Length of the assignment : Identify the date of departure and the planned date of return. Confirm whether the date of return is at a fixed date or whether the assignment can be extended. We recommend that from the beginning, it be written that the assignment may be extended, allowing more flexibility.
Reference to the home compensation : Identify the compensation of reference to be used to calculate home social security contributions, expatriation premiums and that will be the compensation upon return home, unless a salary increase is applied during the assignment.
Compensation during the assignment : Identify the real compensation that the expatriate will receive during the assignment (base salary, expatriation premium, cost of living adjustment, etc), as well as the rules applicable when calculating the adjustments (annual or semi-annual adjustments for example) of each element of the compensation.
Benefits-in-kinds : List all benefits-in-kinds that the expatriate will benefit from (housing, utilities, car, annual home leave, etc) and determined how those will be given to the expatriate (through an allowance, reimbursement, etc).
Social security protection : This clause to the annex is probably one of the most important. It has to be clearly listed whether the expatriate will be seconded or expatriated, then detail the type of protection the expatriate will benefit from (private insurance, CFE, CRE / IRCAFEX, foreign social security coverage).
Vacation entitlement : You can decide that the expatriate will benefit from at least the same number of vacation days local employees in the home location get. However, the host location can guarantee different conditions for vacation days and normally that will apply first.
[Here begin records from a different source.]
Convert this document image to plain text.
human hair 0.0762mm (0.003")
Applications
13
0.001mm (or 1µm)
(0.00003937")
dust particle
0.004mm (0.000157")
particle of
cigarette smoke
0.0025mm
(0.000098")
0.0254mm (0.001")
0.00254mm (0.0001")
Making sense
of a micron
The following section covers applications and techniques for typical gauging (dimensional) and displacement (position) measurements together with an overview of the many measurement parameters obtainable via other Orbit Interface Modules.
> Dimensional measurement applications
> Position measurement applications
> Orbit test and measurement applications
The legislation that applies in regard of the numbers of hours to work per week is a local decision. Therefore, anything that differs from the host location in favor of the employee will be considered as a benefit. National holidays applicable are those in the host location.
End of assignment : The idea in this clause is to clearly determine the conditions that apply in different scenarios, regular end of the assignment, extention of the assignment, early termination of the assignment or the conditions of an early end of assignment.
As a reminder, please note that the employer, if he is the party ending the assignment abroad, has a legal obligation under article 122-14-8 of the French labor code to bring the expatriate back to his home location and include him back in the home local firm.
This forces the employee to pay for the expenses of the expatriate to come back to the home country and to provide him with a similar position as the one the expatriate had prior to leaving on assignment.
This is the reason why we recommend that the following details be included in the annex :
- the procedure to include the expatriate back in the home location staff ;
- the budget provided by the employer for the purpose of moving back;
- the administrative help (housing, enrollment of the children in a school.
Applicable law during the assignment : In general, the law applied to the annex to the work contract and all its implications are determined by the different signatories of the annex to the work contract.
By default, the law applicable in the home location, where the original work contract was signed, applies. However, it is still recommend to clearly mention the law applicable in the annex, as well as the part of the industry common rules “convention collective” that applies to work abroad (if it exists).
Competent court system : In case there are discussions on how the annex to the work contract needs to be applied and in case of a termination of the work contract, it is important to know which court system is competent.
In general, if it is the host firm that calls upon the law, it will contact the host court system, if it is the home firm that calls upon the law, it will contact the home court system. If it is the employee that calls upon the law, he will be able to choose between the host or home location court system or the location where the annex was signed. Therefore, it can be mentioned in a clause that only the court system of the home location employer is applicable in case of any issue with executing the work conditions mentioned in the annex to the work contract.
When the host location rules force you to have a “local” contract signed, careful to the conditions in case of a termination of the “local” contract. Indeed, certain legal system obliges the employer to pay termination payments or departure payments even if the employee remains an employee in the home location. In those countries, it is important to look at the work contracts available and the possibilities they allow. The decision often taken is to sign a “local” contract with a duration of application equal to that of the expatriation annex. However, it is important to study carefully this question in each country.
Before terminating an employee on expatriation, it is recommended that the employee be brought back to the home location in order to end all legal and work connections with the host location. This will allow to reduce the risk of having two types of rules application in two different legal systems concerning termination.
This is one of the great paradox of labor law, it recognizes the right for an employee to be brought back in the home location staff because it recognizes the concept of an “international group” and the concept of “mobility intra-group”. However, when the employee is terminated, all these concepts no longer exist and the employee can benefit from the rules application in two different legal systems. Therefore, the employee can cumulate the termination payments available in both countries. The termination cost gets extremely expensive.
As a conclusion, do not overlook any clause of the annex to the work contract and do not forget that as the employer you have a theoretical obligation to inform which obliges you to provide information about the host location (ie the word “theoretical” is used because this obligation only exists in the industry common rules “convention collectives”.